Toxoplasma gondii infection-driven genome instability is haplotype- and cell type-independent


  • Parasite-Host Interaction
  • Veterinary Parasitology


Lisbeth Rojas Barón (Gießen / DE), Dr. Iván Conejeros (Gießen / DE), Simon Butterworth (London / GB), Dr. Moritz Treeck (London / GB), Prof. Dr. Carlos Hermosilla (Gießen / DE), Prof. Dr. Anja Taubert (Gießen / DE), Dr. Zahady Velásquez (Gießen / DE)


Abstract text

Introduction: Toxoplasma gondii is an obligate intracellular coccidian parasite, which is well known for its extraordinary capacity to modulate its host cell. The three main T. gondii clonal lineages exhibit different degrees of virulence. Thus, type 1 strains lead to widespread parasite dissemination and death in mice, whilst type 3 is considered avirulent. As recently demonstrated, T. gondii infections affect host cell cycle progression, chromosome segregation and cytokinesis, all hallmarks of genome instability triggered by genomic DNA damage.

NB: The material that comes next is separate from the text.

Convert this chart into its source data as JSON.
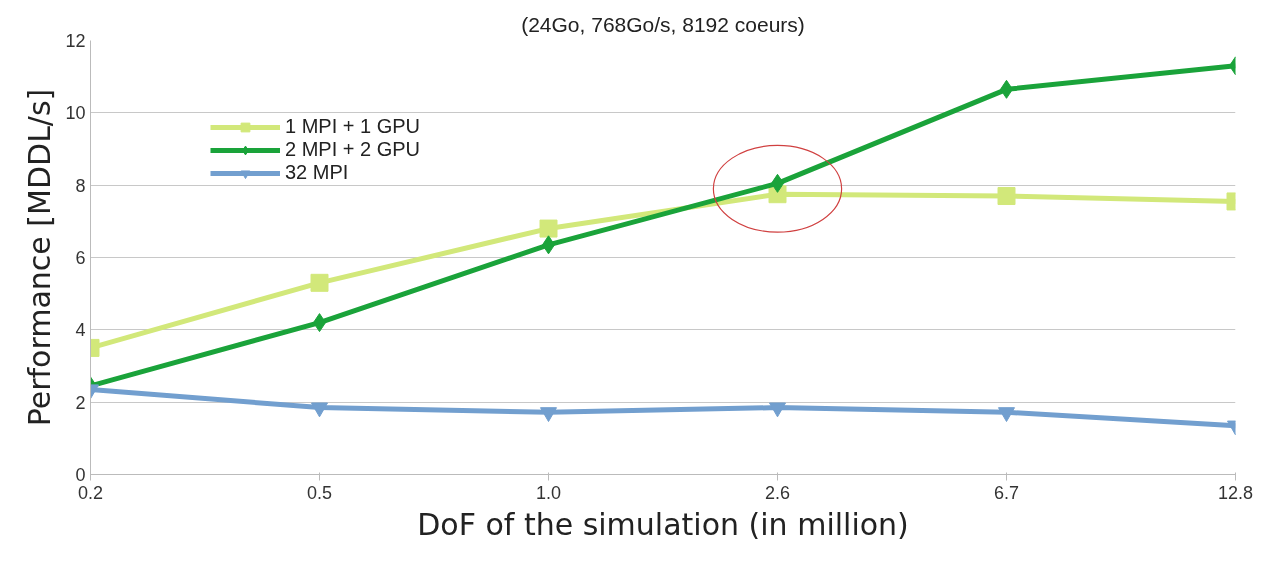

Objective: We here studied whether T. gondii-driven genome instability is a parasite strain (haplotype)- or cell type-dependent event.

Materials & Methods: We here compared infections with T. gondii RH, Me49 and NED strains representing, type 1, 2 and 3 haplotypes. FACS-based analyses on cell cycle progression were performed in different primary human and bovine cell types (e. g. HUVEC, HFF and BUVEC). Both, immunofluorescence assays detecting ᵞH2Ax-related DNA damage foci and comet assays were used to estimate DNA damage in T. gondii-infected cells and controls. Activation of the DNA damage repair pathway was studied by Western blot-based quantification of related key proteins. Since a main source of intracellular DNA damage is enhanced ROS, we also analyzed intracellular and extracellular ROS concentrations in T. gondii-infected BUVEC by DCF-DA and AmplexRed assays, respectively.

Results: In line with recent observations on the RH strain, all cell types used were found arrested in S-phase showing increased proportions of binucleated cells. These findings were strain-independent since they also were observed in T. gondii NED and Me49 infections. In addition, all three haplotypes induced DNA strand breaks within 24 h p. i. Moreover, RH strain was shown to activate the host cell homologous recombination repair pathway. In addition, exclusively the first step of the non-homologous end-joining pathway was activated in host cells after 24 h p. i. Overall, no changes in intra- or extracellular ROS were detected in any infection.

Conclusion: Our data suggest that T. gondii infection-driven alteration of host cell cycle progression and cytokinesis is independent of the host cell type, host species origin and parasite haplotype. In addition, both T. gondii-driven host cellular DNA strand breaks and activation of the homologous recombination pathway occurred independent of host cellular ROS production.